Xpeng (XPEV) Stock: Q3 Earnings Surprise Investors, But Weak Guidance Sparks Sell-Off
Xpeng delivers a Q3 earnings beat—then tanks on cautious outlook.
The good news first:
China's EV underdog cleared Wall Street's bar with better-than-expected Q3 numbers. Revenue popped, losses narrowed—on paper, a win.
Now the reality check:
Management's tepid Q4 guidance sent shares plunging. Another 'growth stock' learning that beating low expectations ≠ immunity from gravity.
Between the lines:
EV demand cools while competition heats up. Xpeng's playing catch-up in a race where Tesla and BYD already lap the field.
Bottom line:
Another 'transitional quarter' for the bulls to explain away. Meanwhile, the charts scream 'death cross'—technical traders already voted with their sell orders.
TLDR
- Xpeng reported a Q3 loss of RMB0.16 per share, beating expectations of a RMB0.57 loss, with revenue rising 101.8% to RMB20.38 billion
- The company delivered 116,007 vehicles in Q3, marking a 149.3% increase year-over-year
- Gross margin improved to 20.1% from 15.3% a year earlier, while vehicle margin reached 13.1%
- Q4 revenue guidance of RMB21.5-23.0 billion missed analyst expectations of RMB25.09 billion
- Xpeng ended September with RMB48.33 billion in cash and equivalents
Xpeng reported third-quarter results that showed better-than-expected losses but gave investors pause with conservative guidance for the current quarter. The stock dropped roughly 2% in premarket trading Monday.
XPeng Inc., XPEV
The Chinese electric vehicle Maker posted a loss of RMB0.16 per share. Analysts had predicted a much larger loss of RMB0.57 per share. Revenue climbed 101.8% year-over-year to RMB20.38 billion, just missing the RMB20.63 billion consensus.

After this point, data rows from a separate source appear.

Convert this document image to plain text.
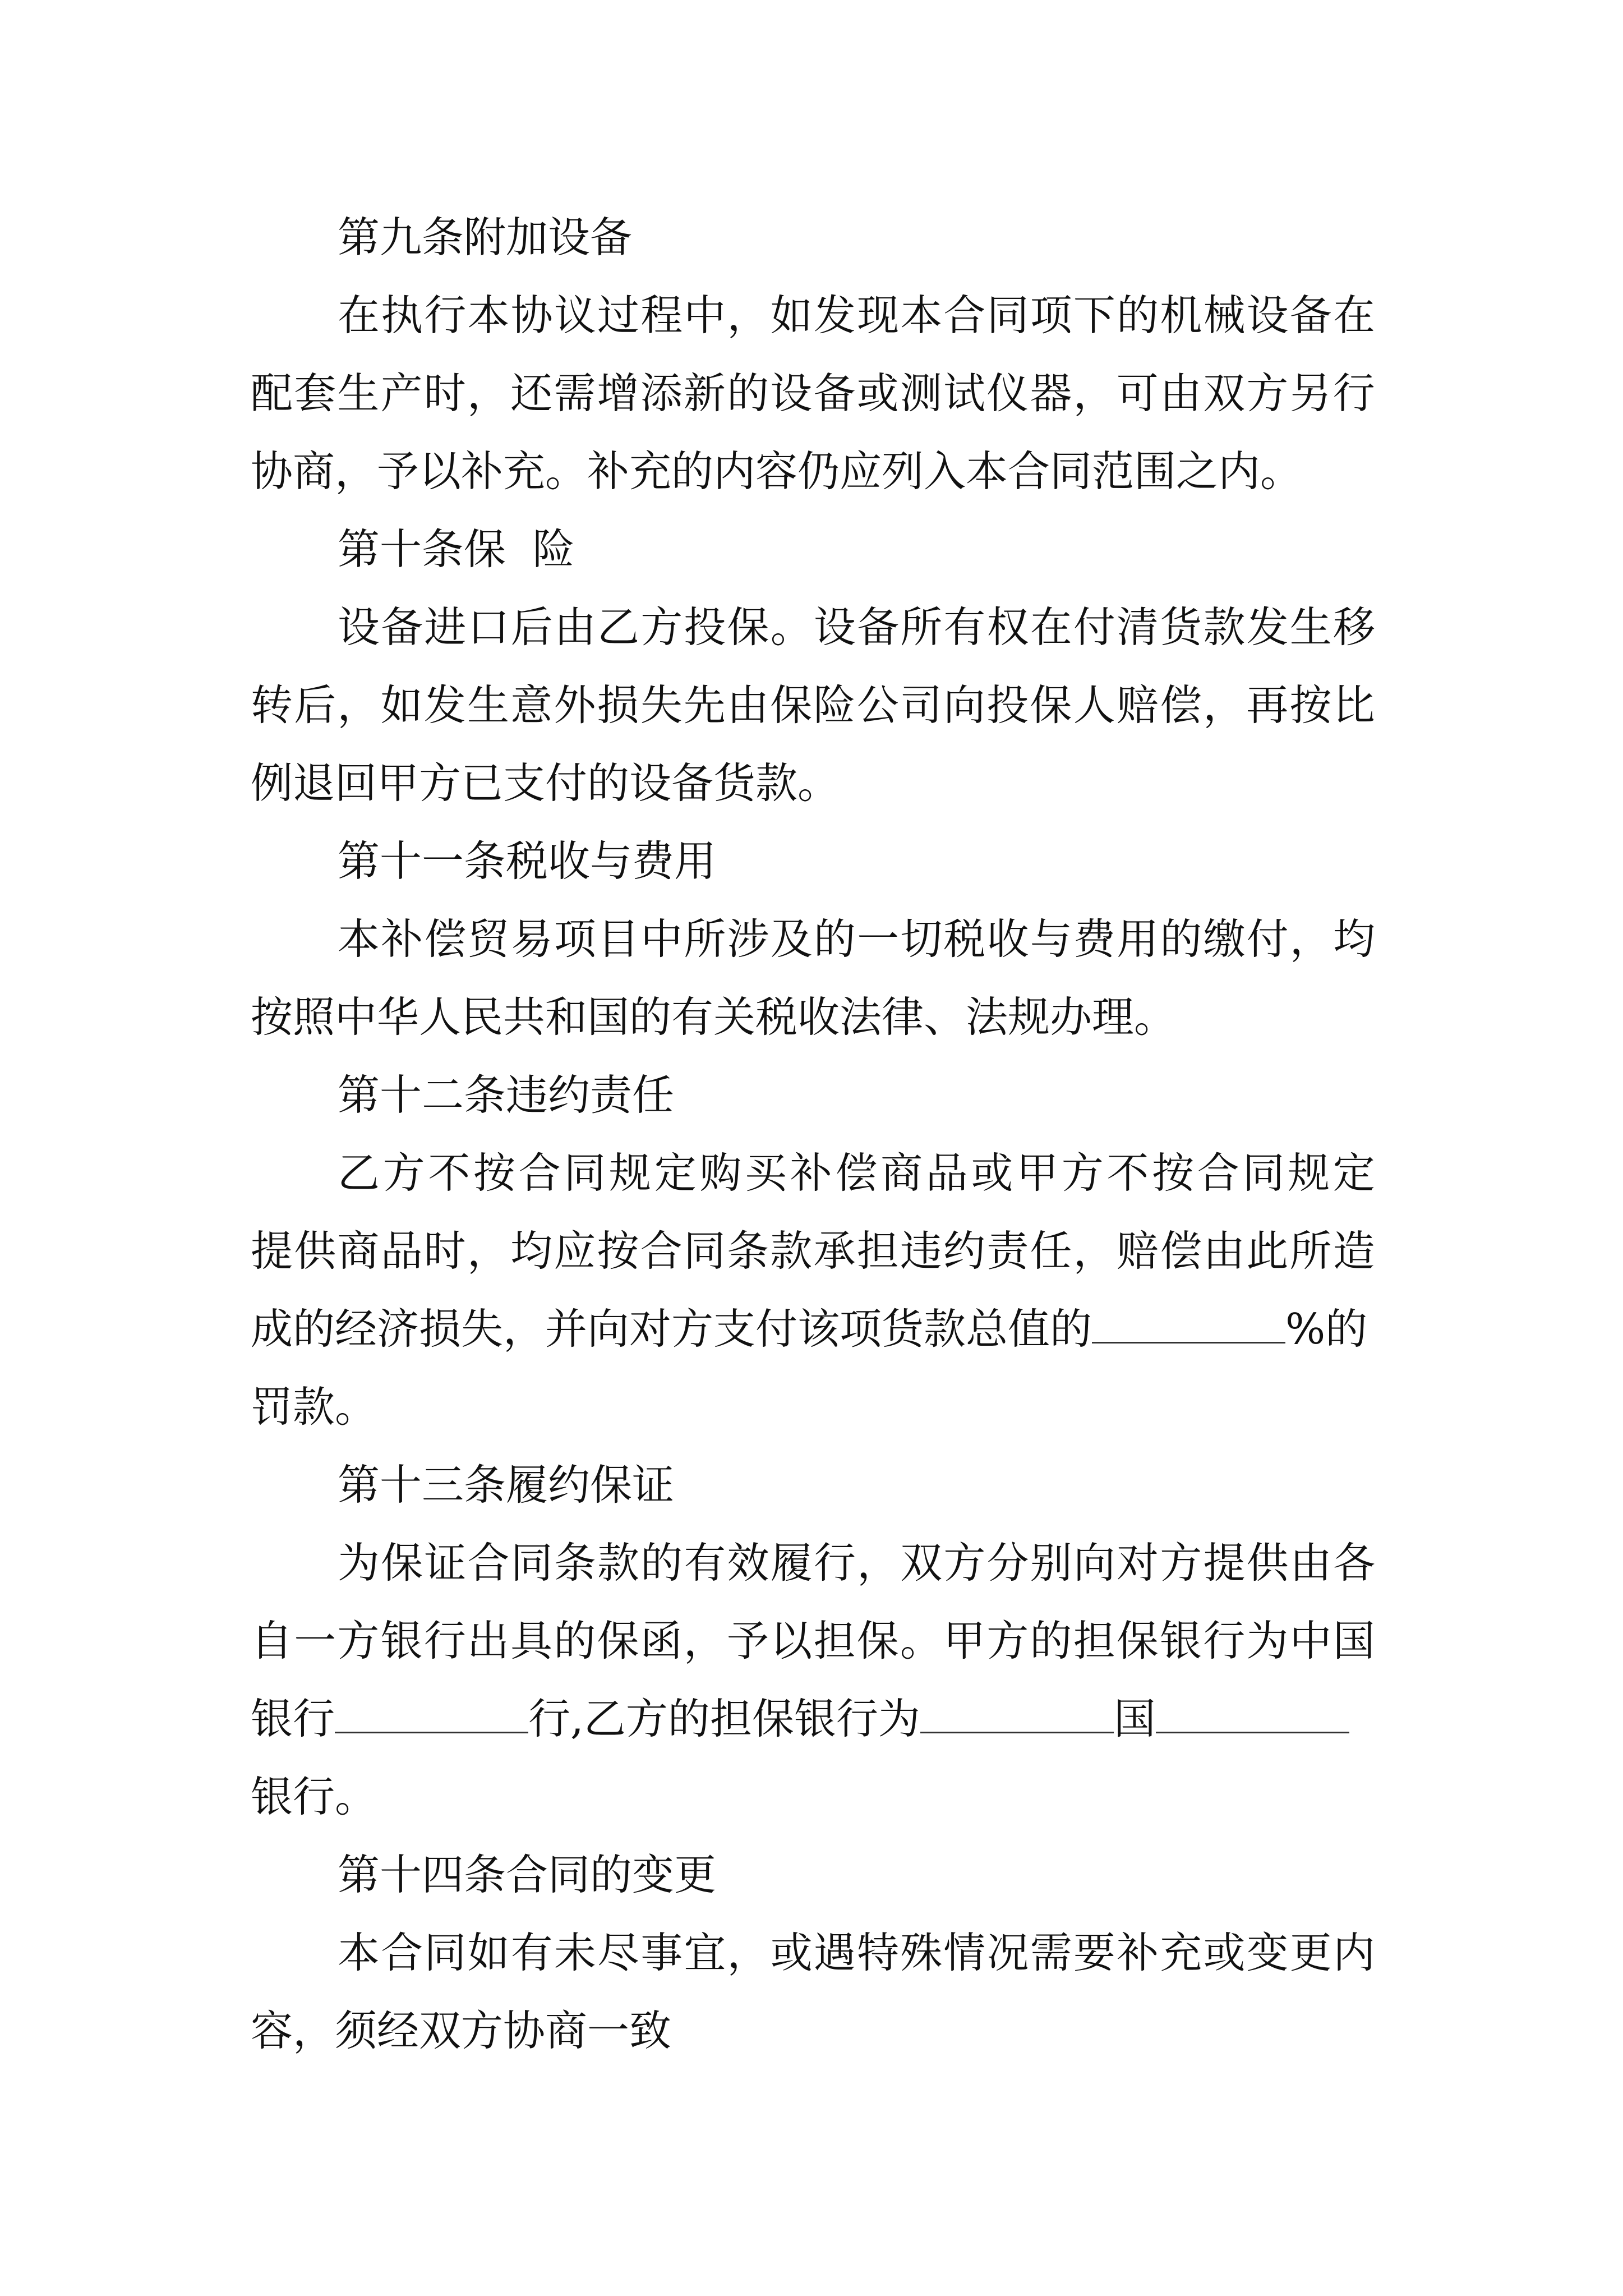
第九条附加设备
在 执 行 本 协 议 过 程 中 ， 如 发 现 本 合 同 项 下 的 机 械 设 备 在
配 套 生 产 时 ， 还 需 增 添 新 的 设 备 或 测 试 仪 器 ， 可 由 双 方 另 行
协商，予以补充。补充的内容仍应列入本合同范围之内。
第十条保  险
设 备 进 口 后 由 乙 方 投 保 。 设 备 所 有 权 在 付 清 货 款 发 生 移
转 后 ， 如 发 生 意 外 损 失 先 由 保 险 公 司 向 投 保 人 赔 偿 ， 再 按 比
例退回甲方已支付的设备货款。
第十一条税收与费用
本 补 偿 贸 易 项 目 中 所 涉 及 的 一 切 税 收 与 费 用 的 缴 付 ， 均
按照中华人民共和国的有关税收法律、法规办理。
第十二条违约责任
乙 方 不 按 合 同 规 定 购 买 补 偿 商 品 或 甲 方 不 按 合 同 规 定
提 供 商 品 时 ， 均 应 按 合 同 条 款 承 担 违 约 责 任 ， 赔 偿 由 此 所 造
成的经济损失，并向对方支付该项货款总值的	%的
罚款。
第十三条履约保证
为 保 证 合 同 条 款 的 有 效 履 行 ， 双 方 分 别 向 对 方 提 供 由 各
自 一 方 银 行 出 具 的 保 函 ， 予 以 担 保 。 甲 方 的 担 保 银 行 为 中 国
银行	行,乙方的担保银行为	国
银行。
第十四条合同的变更
本 合 同 如 有 未 尽 事 宜 ， 或 遇 特 殊 情 况 需 要 补 充 或 变 更 内
容，须经双方协商一致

$XPEV (XPeng) #earnings are out: pic.twitter.com/zJUmf1CLBf
— The Earnings Correspondent (@earnings_guy) November 17, 2025
Vehicle sales drove most of the revenue. The company brought in RMB18.05 billion from vehicle sales alone. This represented a 105.3% jump from the same period last year and a 6.9% increase from the previous quarter.
Delivery numbers told a strong growth story. Xpeng delivered 116,007 vehicles during the three-month period. That marked a 149.3% increase compared to Q3 2024.
Margin Improvements Show Progress
The company’s profitability metrics moved in the right direction. Gross margin reached 20.1% in the quarter, up from 15.3% a year earlier. The second quarter had shown a gross margin of 17.3%.
Vehicle margin specifically came in at 13.1%. This beat the 8.6% from Q3 2024 but fell slightly from the 14.3% achieved in Q2 2025. The modest quarter-over-quarter decline in vehicle margin came even as overall gross margin expanded.
Xpeng’s balance sheet remained solid. The company held RMB48.33 billion in cash, equivalents, restricted cash, short-term investments and time deposits at the end of September. This was essentially flat from the RMB47.57 billion reported at the end of June.
Chairman and CEO Xiaopeng He praised the quarter as record-setting. “Vehicle deliveries, revenue, gross margin and cash on hand all reached new highs,” he said in the earnings release.
He also discussed future initiatives. “We are in the early stages of rapid expansion in terms of sales volume and market share, with Robotaxi and humanoid robots advancing rapidly toward mass production,” he added.
Q4 Guidance Disappoints Investors
The fourth-quarter outlook fell short of Wall Street expectations. Xpeng projects deliveries between 125,000 and 132,000 vehicles. This WOULD represent annual growth of roughly 36.6% to 44.3%.
Revenue guidance came in below consensus. The company expects total revenue between RMB21.5 billion and RMB23.0 billion. Analysts had been looking for RMB25.09 billion.
The gap between the guidance and expectations likely contributed to the stock’s premarket decline. Investors appeared concerned about the revenue projection despite the sequential growth in delivery volumes.
Research and development expenses ROSE to RMB2.43 billion in Q3. This represented a 48.7% increase year-over-year. The company continues to invest heavily in new technology and vehicle development.
The net loss for the quarter totaled RMB0.38 billion. On a non-GAAP basis, the net loss was RMB0.15 billion. Both figures showed improvement from previous periods.
Xpeng guided Q4 deliveries to 125,000-132,000 vehicles with revenue of RMB21.5-23.0 billion, below the RMB25.09 billion analyst consensus.